In [3]:
# %pip install beautifulsoup4
# %pip install lxml
# %pip install nltk
# import nltk
# nltk.download('punkt')
# nltk.download('stopwords')

In [4]:
import bs4 as bs
import urllib.request
import re
import nltk

Scraping a wikipedia article and cleaning it a bit.

In [5]:

scraped_data = urllib.request.urlopen('https://en.wikipedia.org/wiki/Artificial_intelligence')
article = scraped_data.read()

parsed_article = bs.BeautifulSoup(article,'lxml')

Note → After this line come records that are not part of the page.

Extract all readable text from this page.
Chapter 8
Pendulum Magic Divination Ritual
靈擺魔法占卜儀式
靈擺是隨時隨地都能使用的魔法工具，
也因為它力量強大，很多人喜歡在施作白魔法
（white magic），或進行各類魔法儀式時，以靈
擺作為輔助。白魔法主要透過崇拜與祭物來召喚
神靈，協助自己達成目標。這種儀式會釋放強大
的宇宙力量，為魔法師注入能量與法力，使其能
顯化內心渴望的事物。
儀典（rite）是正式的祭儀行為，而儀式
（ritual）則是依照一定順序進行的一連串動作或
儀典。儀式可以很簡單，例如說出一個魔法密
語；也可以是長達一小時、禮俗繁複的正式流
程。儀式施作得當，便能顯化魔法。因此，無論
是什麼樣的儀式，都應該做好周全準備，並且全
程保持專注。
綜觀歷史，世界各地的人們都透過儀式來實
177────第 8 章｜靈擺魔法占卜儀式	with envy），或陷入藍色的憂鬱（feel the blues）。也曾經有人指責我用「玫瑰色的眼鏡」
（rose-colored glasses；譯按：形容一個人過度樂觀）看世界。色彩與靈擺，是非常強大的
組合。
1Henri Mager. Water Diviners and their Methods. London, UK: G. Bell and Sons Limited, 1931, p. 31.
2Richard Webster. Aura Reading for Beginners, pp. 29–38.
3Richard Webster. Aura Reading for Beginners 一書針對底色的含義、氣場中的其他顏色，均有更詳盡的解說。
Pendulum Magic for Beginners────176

paragraphs = parsed_article.find_all('p')

article_text = ""

for p in paragraphs:
    article_text += p.text

In [6]:
paragraphs[3].text

'The term "artificial intelligence" had previously been used to describe machines that mimic and display "human" cognitive skills that are associated with the human mind, such as "learning" and "problem-solving". This definition has since been rejected by major AI researchers who now describe AI in terms of rationality and acting rationally, which does not limit how intelligence can be articulated.[b]\n'

In [7]:
article_text = re.sub(r'\[[0-9]*\]', ' ', article_text)
article_text = re.sub(r'\s+', ' ', article_text)

In [8]:
article_text[:500]

' Artificial intelligence (AI) is intelligence demonstrated by machines, as opposed to the natural intelligence displayed by animals including humans. AI research has been defined as the field of study of intelligent agents, which refers to any system that perceives its environment and takes actions that maximize its chance of achieving its goals.[a] The term "artificial intelligence" had previously been used to describe machines that mimic and display "human" cognitive skills that are associated'

The `article_text` object contains text without brackets. However, we do not want to remove anything else from the article since this is the original article. We will not remove other numbers, punctuation marks and special characters from this text since we will use this text to create summaries and weighted word frequencies will be replaced in this article.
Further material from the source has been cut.